Ermeniler, hiç de hissetmedikleri bir acı için ağlar gibidirler. Büyük devletlerin
arkasına gizlenip, en ufak bir sebeple yaygara koparan, kadın gibi nazlı ve
korkak bir millettir. Kürtler ise tam aksine kuvvetli ve kavgacıdırlar. Çobanlıkla geçinen bu vahşi
ve sert adamlar, tarihi bilinmeyecek kadar eski zamanlardan beri bu eyaletlerde yaşamış olduklarından
Ermenilere yabancı gözüyle bakarlar. Buralarda Kürtler daima efendi, Ermeniler
uşak addedilmiştir.
Bu sebeplerle bizim bu eyaletlerdeki
vaziyetimiz çok naziktir. Büyük devletlerin bize teklif ettikleri, Islâhat
hareketlerini tatbik etmekteki güçlüğü, temsilcilerinin bilmeleri icap eder.

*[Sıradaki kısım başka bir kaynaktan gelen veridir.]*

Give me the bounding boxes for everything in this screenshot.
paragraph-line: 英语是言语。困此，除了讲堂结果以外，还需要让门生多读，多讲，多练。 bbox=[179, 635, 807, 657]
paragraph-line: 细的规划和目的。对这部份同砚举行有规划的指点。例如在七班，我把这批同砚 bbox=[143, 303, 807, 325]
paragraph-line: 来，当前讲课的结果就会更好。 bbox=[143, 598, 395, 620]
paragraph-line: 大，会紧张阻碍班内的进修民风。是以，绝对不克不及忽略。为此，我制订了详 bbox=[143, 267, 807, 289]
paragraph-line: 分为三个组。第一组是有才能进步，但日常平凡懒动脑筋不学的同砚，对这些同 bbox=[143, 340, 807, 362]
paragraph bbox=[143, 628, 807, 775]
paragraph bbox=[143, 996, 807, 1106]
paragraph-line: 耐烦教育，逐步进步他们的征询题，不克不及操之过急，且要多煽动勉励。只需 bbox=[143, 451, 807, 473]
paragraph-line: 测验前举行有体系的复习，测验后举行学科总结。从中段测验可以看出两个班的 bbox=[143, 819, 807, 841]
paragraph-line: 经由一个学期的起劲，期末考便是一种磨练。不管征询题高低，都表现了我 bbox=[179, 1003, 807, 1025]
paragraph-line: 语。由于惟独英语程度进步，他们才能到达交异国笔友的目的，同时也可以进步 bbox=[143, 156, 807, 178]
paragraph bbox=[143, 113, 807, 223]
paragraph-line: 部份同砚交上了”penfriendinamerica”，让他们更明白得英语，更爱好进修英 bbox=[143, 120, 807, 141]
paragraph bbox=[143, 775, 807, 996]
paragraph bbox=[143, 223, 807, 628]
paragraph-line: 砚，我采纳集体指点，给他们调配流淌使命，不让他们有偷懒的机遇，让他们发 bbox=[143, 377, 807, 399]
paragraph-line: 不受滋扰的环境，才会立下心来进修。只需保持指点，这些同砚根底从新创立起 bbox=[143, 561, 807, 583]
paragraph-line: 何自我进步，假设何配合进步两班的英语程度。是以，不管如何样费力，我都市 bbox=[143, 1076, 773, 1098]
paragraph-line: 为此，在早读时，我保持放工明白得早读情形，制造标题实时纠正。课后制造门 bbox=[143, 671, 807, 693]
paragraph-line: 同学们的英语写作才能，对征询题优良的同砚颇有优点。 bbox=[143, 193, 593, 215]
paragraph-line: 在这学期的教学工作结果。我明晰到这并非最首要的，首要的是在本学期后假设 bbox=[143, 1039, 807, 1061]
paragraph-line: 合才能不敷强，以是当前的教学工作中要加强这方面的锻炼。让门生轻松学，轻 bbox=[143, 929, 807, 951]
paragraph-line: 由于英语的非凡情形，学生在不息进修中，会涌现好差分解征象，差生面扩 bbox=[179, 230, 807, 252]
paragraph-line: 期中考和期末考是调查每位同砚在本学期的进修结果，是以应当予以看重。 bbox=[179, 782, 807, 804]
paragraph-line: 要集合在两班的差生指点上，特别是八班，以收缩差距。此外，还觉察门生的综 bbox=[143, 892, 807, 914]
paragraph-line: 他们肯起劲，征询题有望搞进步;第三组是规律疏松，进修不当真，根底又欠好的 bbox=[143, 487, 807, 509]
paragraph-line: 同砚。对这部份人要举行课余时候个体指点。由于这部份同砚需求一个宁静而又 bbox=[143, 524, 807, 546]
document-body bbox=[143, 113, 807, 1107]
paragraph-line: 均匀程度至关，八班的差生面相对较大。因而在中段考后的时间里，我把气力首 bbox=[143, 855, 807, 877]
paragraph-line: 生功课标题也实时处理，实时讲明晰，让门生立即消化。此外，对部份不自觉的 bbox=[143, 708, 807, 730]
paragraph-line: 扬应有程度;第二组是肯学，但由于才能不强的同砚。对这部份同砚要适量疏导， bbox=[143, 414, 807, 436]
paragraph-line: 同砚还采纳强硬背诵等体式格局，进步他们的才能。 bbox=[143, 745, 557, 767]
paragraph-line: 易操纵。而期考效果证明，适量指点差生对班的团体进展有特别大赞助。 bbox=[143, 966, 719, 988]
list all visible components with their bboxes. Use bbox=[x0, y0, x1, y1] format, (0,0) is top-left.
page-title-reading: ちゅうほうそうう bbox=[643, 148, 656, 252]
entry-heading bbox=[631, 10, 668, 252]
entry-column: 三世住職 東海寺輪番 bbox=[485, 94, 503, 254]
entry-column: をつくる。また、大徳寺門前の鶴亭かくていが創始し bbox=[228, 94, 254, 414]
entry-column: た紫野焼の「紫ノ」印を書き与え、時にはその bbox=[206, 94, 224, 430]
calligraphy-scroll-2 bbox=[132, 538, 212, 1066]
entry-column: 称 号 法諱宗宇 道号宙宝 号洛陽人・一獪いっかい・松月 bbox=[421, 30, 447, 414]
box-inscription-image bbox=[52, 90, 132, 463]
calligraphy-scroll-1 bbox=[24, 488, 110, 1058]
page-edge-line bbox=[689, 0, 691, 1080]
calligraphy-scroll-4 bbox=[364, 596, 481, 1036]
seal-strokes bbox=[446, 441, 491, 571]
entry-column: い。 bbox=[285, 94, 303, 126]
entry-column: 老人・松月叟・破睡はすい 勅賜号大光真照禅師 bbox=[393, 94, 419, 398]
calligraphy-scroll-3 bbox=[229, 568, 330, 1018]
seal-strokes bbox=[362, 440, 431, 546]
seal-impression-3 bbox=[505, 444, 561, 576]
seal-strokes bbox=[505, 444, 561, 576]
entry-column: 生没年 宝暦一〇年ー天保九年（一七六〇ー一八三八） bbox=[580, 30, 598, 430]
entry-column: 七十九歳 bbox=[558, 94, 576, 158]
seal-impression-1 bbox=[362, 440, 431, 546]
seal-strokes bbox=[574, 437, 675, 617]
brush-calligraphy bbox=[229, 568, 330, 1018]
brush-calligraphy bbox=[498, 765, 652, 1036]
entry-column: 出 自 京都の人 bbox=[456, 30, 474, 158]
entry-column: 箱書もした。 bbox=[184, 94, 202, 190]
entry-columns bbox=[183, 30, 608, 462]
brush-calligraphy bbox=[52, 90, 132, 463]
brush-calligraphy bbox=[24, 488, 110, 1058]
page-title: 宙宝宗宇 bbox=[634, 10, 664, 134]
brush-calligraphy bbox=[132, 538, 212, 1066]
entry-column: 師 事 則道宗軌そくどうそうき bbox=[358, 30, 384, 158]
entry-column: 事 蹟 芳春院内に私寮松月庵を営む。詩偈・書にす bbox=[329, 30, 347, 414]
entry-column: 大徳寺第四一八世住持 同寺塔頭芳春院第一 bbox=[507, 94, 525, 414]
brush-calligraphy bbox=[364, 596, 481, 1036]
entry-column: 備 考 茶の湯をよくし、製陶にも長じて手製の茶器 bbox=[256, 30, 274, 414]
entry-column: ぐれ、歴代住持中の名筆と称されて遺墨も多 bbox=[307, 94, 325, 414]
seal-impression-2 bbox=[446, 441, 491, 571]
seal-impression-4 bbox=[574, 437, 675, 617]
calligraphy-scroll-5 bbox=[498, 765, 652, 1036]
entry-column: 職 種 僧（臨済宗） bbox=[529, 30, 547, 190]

Fakat onlar vaziyeti Avrupalı gözüyle mütalâa etmektedirler. Medeniyet
seviyesinin çok aşağı derecelerinde bulunan bir cemaatin ihtiyaçlarını
Avrupalıların anlayamayacağı aşikârdır. Memleketin ne kadar fukara
olduğunu, mahsûlde husule gelen en ufak ziyanın açlığa sebep olabileceğini
bilemezler. Bu halk, gıdasını temin edebildiği zaman biz mesut oluruz. Mektep,
mahkeme gibi lüzumlu müesseseler, burada ikinci derecede ehemmiyeti haizdirler.
Görülüyor
ki bu iktisadî şartlar altında çabuk terakki imkânı yoktur. Bir asırdır devam
eden bozukluğu düzeltmek
güçtür.
Acaba
hududun öbür tarafında yani Rus kısmında
vaziyet daha mı iyidir? Bizde olduğu gibi oradaki Ermeniler arasında
da kaynaşma mevcut mudur?” (Siyasî Hatıratım, sahife: 83, 84)
Abdülhamit
Han’ın Kürt politikası elbette bu kitaptaki ifadelerden ibaret değildir. Bugün
de Türkiye’nin birincil sorunlarından olan “Kürt Sorunu”nun Osmanlı’nın son
dönemlerinden itibaren gündem oluşturduğu, dönemin şartları içerisinde sorunun
çözümüne yönelik çalışmaların yapıldığı görülmektedir.